The techniques of these kids’ apps follow the wider playbook of big tech. In a 2015 paper developed by AdMob, the mobile advertising company owned by Google, the tech giant lays out a strategy it calls “hybrid monetization.” This method, which combines in-app purchases with strategically timed ads, is a precise formula that gets gamers to spend money, especially the non-paying ones who download the app for free. Tech companies are already employing psychologists to apply persuasive design to their inventions, where this new field of psychology is applied to make sure the tech being developed will get users hooked.
This all seems like fair game when trying to make money off adult gamers. But with apps that deploy this strategy for young children who are only just beginning to discover the world and their surroundings, the playing field is completely skewed.
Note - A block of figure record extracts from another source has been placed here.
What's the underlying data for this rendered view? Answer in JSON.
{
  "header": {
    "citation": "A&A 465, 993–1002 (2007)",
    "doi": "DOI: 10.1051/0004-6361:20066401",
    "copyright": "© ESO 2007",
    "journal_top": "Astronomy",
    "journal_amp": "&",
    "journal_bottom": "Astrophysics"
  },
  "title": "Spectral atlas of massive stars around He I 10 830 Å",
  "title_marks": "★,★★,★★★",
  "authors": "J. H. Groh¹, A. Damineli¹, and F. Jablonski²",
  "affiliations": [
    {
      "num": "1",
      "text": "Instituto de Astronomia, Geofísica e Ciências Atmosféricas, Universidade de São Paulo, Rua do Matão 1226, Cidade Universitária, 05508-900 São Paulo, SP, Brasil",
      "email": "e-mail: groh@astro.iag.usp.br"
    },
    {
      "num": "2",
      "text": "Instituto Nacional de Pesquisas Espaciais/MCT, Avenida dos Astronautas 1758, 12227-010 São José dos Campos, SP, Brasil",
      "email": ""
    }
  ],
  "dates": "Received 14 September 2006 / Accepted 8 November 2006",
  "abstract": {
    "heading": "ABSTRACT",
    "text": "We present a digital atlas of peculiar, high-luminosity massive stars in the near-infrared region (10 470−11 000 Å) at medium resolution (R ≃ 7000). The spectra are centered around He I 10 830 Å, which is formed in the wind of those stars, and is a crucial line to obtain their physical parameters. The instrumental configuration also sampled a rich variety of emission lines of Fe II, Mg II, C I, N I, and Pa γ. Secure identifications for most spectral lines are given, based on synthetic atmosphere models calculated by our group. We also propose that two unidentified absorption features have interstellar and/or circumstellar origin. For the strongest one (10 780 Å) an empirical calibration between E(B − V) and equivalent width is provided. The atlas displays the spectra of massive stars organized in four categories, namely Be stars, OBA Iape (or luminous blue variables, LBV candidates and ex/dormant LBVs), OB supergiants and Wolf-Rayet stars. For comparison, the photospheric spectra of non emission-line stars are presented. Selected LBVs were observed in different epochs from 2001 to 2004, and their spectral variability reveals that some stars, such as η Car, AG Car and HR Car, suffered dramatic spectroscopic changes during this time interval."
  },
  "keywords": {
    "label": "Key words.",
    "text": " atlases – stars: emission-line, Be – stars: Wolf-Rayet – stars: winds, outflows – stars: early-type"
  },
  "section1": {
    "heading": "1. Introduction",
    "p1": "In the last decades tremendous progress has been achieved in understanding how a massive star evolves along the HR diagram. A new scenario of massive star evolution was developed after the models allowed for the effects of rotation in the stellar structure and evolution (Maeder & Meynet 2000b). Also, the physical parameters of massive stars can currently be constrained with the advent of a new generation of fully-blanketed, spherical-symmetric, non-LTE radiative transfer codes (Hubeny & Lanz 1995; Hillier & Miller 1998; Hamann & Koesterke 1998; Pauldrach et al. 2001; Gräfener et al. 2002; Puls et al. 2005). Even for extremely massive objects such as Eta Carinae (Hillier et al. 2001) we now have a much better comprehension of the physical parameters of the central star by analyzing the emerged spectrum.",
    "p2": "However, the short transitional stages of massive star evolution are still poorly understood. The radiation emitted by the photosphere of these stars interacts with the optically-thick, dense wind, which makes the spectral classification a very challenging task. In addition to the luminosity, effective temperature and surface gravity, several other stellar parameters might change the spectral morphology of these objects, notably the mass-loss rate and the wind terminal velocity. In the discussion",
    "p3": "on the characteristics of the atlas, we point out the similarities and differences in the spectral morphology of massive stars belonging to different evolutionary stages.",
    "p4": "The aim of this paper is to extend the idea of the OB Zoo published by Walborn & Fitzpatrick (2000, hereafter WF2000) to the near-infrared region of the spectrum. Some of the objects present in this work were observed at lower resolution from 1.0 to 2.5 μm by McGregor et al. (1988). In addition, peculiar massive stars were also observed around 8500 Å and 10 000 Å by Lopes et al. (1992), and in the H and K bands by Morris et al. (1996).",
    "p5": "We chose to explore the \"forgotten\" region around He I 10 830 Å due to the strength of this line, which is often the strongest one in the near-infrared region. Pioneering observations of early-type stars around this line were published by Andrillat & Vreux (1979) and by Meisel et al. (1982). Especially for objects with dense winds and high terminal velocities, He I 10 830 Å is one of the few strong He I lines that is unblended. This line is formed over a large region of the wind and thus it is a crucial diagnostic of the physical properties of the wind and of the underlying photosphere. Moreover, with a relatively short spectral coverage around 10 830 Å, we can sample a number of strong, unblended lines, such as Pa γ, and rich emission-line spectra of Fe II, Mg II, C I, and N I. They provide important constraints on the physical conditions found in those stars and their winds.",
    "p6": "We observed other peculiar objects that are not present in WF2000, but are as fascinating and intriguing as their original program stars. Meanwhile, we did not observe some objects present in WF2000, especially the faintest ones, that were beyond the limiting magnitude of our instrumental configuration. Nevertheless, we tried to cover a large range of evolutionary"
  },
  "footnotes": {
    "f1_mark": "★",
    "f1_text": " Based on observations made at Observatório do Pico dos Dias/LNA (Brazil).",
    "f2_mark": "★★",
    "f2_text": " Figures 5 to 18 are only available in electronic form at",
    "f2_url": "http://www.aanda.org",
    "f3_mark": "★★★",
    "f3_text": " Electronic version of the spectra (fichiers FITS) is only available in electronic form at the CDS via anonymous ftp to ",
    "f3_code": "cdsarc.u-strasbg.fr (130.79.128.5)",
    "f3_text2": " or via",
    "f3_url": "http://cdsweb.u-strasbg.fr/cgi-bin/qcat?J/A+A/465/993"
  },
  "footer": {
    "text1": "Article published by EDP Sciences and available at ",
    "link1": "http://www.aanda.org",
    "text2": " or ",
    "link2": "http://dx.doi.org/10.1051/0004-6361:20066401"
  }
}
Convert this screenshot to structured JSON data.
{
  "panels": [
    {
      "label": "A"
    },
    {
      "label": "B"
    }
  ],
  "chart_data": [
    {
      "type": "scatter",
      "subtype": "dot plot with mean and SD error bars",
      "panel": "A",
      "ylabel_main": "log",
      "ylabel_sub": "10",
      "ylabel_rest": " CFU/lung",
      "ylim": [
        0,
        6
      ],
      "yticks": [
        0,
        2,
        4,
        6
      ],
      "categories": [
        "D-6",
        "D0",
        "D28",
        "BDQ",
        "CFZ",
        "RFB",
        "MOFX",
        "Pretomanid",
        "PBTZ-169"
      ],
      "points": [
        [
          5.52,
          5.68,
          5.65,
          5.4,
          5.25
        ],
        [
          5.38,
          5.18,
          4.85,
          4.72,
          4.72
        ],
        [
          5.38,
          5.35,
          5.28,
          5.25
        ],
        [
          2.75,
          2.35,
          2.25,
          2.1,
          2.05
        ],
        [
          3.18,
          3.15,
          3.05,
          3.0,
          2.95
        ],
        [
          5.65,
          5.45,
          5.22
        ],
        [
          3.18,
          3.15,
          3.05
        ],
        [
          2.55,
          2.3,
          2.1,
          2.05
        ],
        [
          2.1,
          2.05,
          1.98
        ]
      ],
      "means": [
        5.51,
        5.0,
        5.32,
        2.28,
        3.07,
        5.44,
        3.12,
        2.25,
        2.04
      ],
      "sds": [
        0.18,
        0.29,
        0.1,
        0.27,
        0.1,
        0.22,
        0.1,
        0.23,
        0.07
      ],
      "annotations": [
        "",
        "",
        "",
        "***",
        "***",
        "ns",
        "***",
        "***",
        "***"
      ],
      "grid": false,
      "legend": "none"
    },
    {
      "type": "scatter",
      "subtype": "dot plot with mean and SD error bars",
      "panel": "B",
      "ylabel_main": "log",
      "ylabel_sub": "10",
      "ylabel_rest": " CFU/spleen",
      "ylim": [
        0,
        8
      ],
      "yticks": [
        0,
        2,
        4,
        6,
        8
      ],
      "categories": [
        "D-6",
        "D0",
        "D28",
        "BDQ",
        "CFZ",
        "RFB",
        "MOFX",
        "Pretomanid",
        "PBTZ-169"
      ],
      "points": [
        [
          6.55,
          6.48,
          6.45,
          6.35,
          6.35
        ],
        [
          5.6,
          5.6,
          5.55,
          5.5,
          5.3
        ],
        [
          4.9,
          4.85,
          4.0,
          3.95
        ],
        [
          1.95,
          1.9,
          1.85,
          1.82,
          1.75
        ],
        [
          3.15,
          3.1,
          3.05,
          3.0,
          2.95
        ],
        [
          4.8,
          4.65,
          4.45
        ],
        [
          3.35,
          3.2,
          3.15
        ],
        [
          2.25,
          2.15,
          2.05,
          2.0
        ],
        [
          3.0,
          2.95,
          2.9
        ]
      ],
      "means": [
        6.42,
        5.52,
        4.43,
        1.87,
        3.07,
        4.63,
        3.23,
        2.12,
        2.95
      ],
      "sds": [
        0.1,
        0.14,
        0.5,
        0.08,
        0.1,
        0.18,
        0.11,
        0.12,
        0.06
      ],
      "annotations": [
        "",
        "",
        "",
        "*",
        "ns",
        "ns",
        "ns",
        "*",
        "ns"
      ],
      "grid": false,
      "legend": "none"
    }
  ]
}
The Federal Communications Commission has been regulated TV ads targeting kids since the ’70s. The FTC has guidelines for children’s advertising for digital companies, but it is constantly developing as the weird, wide world of the web evolves. Golin and the other members of the watchdog groups want the FTC to ask app developers to stop using manipulative advertising techniques on children, and to fine them if they continue. Golin also notes that there need to be “cross-platform rules” from the FTC.
While it might be hard for the government to actually enforce restrictions on giant gaming companies, Golin says Google and Apple should monitor their app stores, which makes sense considering these big tech companies might very well be the only ones that can rein in this type of behavior.
“Our findings show that the early childhood app market is a Wild West, with a lot of apps appearing more focused on making money than the child’s play experience,” Radesky, the Michigan study’s lead author, says. “This has important implications for advertising regulation, the ethics of child app design, as well as how parents discern which children’s apps are worth downloading.”